30 Jul 2025 - {{hitsCtrl.values.hits}}
The latest increase in tobacco tax on beedi products has failed to meet its intended revenue targets, with authorities pointing out a drop in licensed manufacturers and rising illicit trade as key reasons for the shortfall. The Committee on Public Finance recently approved an Extraordinary Gazette that raised the Tobacco Tax on each beedi stick manufactured locally from Rs. 2 to Rs. 3, effective from 2 April. The hike was proposed in the 2025 Budget and implemented under the Tobacco Tax Act, No. 8 of 1999.
Despite the move, the Excise Department reported that only Rs. 1,055 million was collected last year against a target of Rs. 2 billion. The revenue this year so far stands at just Rs. 469 million.

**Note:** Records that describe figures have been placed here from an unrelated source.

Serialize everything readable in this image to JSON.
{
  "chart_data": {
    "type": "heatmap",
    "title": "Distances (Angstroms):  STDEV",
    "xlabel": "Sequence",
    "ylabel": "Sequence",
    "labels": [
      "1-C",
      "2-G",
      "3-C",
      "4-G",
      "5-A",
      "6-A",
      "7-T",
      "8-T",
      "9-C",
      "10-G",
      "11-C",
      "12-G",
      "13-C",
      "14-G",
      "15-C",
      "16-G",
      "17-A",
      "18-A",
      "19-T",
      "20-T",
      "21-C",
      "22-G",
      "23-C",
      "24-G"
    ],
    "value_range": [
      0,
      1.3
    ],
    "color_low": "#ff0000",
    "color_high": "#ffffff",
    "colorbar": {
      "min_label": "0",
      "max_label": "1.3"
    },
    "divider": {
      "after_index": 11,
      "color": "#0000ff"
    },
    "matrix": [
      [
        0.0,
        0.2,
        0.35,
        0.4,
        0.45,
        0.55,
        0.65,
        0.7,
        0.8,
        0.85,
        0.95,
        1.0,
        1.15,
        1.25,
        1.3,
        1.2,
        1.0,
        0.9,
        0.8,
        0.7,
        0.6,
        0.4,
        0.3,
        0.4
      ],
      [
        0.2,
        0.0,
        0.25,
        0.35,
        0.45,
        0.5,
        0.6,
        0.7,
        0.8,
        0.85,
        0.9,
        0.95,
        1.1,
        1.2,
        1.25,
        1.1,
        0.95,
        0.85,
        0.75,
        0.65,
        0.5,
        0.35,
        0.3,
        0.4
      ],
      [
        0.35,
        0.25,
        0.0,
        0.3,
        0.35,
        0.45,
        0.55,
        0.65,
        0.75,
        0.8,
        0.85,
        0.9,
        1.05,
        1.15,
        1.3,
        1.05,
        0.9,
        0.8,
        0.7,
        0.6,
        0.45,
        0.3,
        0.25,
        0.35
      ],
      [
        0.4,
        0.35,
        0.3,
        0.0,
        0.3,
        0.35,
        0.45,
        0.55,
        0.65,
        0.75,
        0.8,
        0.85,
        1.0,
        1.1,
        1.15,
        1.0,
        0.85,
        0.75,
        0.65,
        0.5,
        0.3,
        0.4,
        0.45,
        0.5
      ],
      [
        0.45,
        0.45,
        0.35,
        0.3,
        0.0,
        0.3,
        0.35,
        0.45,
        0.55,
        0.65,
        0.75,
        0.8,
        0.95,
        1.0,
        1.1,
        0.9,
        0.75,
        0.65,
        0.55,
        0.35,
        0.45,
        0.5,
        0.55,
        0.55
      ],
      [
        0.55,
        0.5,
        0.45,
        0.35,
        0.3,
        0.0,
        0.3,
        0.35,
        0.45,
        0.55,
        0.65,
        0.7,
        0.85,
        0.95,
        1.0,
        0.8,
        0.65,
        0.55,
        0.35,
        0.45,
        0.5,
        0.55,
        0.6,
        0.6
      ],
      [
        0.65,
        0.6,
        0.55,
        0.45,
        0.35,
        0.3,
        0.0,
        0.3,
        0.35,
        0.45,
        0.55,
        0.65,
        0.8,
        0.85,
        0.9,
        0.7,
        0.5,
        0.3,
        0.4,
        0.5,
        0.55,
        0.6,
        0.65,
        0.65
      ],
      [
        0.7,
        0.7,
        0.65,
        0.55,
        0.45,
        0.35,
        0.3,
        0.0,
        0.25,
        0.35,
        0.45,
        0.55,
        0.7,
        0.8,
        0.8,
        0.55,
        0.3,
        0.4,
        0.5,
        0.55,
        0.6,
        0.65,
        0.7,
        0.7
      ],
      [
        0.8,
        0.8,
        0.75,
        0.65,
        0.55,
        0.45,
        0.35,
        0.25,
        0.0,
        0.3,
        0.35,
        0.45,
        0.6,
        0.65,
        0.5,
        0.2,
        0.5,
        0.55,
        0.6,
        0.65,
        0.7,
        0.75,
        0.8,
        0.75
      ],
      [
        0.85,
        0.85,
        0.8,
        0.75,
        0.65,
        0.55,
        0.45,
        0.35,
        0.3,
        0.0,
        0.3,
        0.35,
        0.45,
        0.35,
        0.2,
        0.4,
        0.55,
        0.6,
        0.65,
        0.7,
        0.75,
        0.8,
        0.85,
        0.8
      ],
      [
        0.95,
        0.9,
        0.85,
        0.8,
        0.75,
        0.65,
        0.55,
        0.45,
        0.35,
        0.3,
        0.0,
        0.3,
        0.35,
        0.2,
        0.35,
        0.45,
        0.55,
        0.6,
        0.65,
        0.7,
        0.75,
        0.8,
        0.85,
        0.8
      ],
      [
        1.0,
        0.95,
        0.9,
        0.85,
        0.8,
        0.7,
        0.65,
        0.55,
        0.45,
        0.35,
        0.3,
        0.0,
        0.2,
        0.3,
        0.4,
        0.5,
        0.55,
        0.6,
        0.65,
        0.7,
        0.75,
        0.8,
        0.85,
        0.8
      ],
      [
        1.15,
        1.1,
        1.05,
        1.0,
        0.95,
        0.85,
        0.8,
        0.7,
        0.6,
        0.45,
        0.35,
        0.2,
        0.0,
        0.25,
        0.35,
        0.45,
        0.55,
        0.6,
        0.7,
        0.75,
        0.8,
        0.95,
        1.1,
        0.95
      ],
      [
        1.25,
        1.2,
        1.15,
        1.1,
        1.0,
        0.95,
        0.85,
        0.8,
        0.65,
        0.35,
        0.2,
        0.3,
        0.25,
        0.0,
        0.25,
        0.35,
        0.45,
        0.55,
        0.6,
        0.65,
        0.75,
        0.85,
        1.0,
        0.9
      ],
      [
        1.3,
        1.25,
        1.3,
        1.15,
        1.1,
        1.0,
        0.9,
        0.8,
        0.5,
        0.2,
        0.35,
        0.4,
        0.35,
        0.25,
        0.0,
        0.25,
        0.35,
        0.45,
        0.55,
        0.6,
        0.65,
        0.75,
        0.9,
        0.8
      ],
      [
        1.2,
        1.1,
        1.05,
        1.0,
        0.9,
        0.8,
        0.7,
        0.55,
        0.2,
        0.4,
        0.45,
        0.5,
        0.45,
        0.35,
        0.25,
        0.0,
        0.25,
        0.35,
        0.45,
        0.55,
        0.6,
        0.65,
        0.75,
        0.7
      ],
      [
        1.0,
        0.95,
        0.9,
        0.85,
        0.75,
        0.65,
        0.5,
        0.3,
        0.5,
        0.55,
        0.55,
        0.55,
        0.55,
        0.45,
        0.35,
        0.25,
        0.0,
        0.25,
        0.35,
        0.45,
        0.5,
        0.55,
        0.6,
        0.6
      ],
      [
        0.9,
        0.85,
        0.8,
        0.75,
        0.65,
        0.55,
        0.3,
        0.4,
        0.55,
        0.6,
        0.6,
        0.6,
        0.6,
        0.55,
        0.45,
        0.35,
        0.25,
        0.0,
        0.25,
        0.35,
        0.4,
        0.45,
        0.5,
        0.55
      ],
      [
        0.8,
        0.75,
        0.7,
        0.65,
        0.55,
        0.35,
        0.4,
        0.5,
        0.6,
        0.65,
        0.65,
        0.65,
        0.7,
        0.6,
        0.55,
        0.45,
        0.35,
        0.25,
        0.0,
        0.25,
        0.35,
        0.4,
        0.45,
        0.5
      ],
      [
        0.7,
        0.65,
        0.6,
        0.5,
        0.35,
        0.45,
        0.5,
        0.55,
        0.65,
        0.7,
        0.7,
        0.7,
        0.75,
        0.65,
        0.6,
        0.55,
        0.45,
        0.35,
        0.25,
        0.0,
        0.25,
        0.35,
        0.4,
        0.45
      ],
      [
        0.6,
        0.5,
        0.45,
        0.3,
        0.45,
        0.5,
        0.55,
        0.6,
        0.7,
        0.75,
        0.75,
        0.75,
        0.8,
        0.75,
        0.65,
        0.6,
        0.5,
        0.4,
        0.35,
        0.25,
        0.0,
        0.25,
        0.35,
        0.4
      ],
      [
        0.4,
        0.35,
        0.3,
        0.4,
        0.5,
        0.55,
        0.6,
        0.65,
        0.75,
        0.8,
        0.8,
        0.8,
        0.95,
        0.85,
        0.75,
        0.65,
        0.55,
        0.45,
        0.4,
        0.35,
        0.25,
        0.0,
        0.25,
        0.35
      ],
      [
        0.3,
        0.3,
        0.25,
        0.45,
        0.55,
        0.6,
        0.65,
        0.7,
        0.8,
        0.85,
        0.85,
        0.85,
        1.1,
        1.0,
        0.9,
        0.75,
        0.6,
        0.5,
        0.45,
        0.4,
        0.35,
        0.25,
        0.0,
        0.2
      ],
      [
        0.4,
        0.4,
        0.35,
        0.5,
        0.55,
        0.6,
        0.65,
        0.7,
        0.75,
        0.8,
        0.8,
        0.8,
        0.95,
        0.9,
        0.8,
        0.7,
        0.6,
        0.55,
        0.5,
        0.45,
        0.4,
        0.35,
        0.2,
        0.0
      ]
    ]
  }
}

The Commissioner General of the Excise Department told the Committee that only 840 of the 1,140 licensed beedi manufacturers renewed their licenses this year following the tax increase. He attributed the revenue gap to large-scale beedi smuggling and insufficient enforcement actions. Members of the committee raised concerns that the tax hike may be pushing legal businesses out of the formal economy.
“Higher taxes may drive legitimate businesses underground,” they said, urging policymakers to reconsider the structure of tobacco taxation in the interest of curbing illegal activity and protecting revenue streams.
It was also proposed that future tax changes be underpinned by data to ensure intended outcomes.
“Any future tax adjustments be supported by scientific evidence to demonstrate their effectiveness in meeting revenue targets,” committee members said.
The Committee on Public Finance was chaired by MP Harsha de Silva and attended by MPs Ravi Karunanayake, Shanakiyan Rasamanickam, Kaushalya Ariyarathne, Arkam Ilyas, and Nimal Palihena.